I have had the best results to date hands down with the memphis shallow mount subs they are not ID Q accurate (which i have tried in 10's) but they get the lower bass notes I like and get loud in my small box .85 air space per sub...They are able to take my PDX. 1000.1 at about 75% input adjusted with no distortation and sound well playing all types of music. I am really impressed with them at this point...

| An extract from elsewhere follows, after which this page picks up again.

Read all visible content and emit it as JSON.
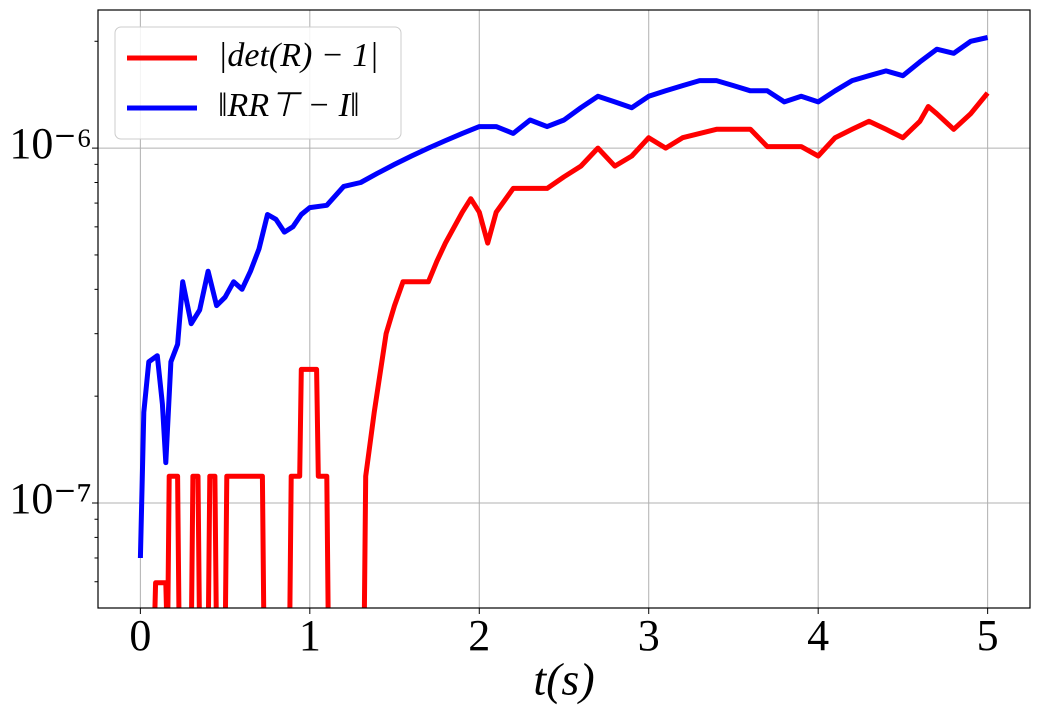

I really wanted the JL audio TW5's but i am worried that the amp would just clip out at 1.5 Ohms since it is not rated for that load....I have tried or heard all the other shallow mount subs ( Kicker, Pioneer, MTX, etc..) that were aviable at my local stores and the sound output and accuracy of the memphis had them beat in my ears with my current set up hands down...plus i only paid 159.00 a piece so that was a big bonus...


----------



## Hillbilly SQ (Jan 26, 2007)

Glad you like them. If they're like the other memphis subs you shouldn't have to replace them anytime soon. Now get that frontstage up to par!


----------



## HIS4 (Oct 6, 2005)

Good to know since I was looking at the 10s.


----------



## wjbrauns (Jan 13, 2009)

yes the 10's sounded well also the 12's just hit the deeper bass that I like.....


----------



## wjbrauns (Jan 13, 2009)

also don't be scared to run the power to them they can handle it!!!!!


----------



## wdemetrius1 (Aug 16, 2007)

Thanks for the review. I was thinking about going with the MTX subs, but I think I need to hear these first.


----------



## wjbrauns (Jan 13, 2009)

You know I tried those and the Memphis just sounded better to me....but alot of that could have just been the box I am stuck with a small truck box...I was lucky and the local shop that carried them installed them in my truck just knowing that they would sound better than the memphis and to his surprise he was wrong...The only other speaker I would really love to give a shot would be the new Kicker solo classic I have been waiting for that remake forever and I just bought the Memphis about two weeks to soon...


----------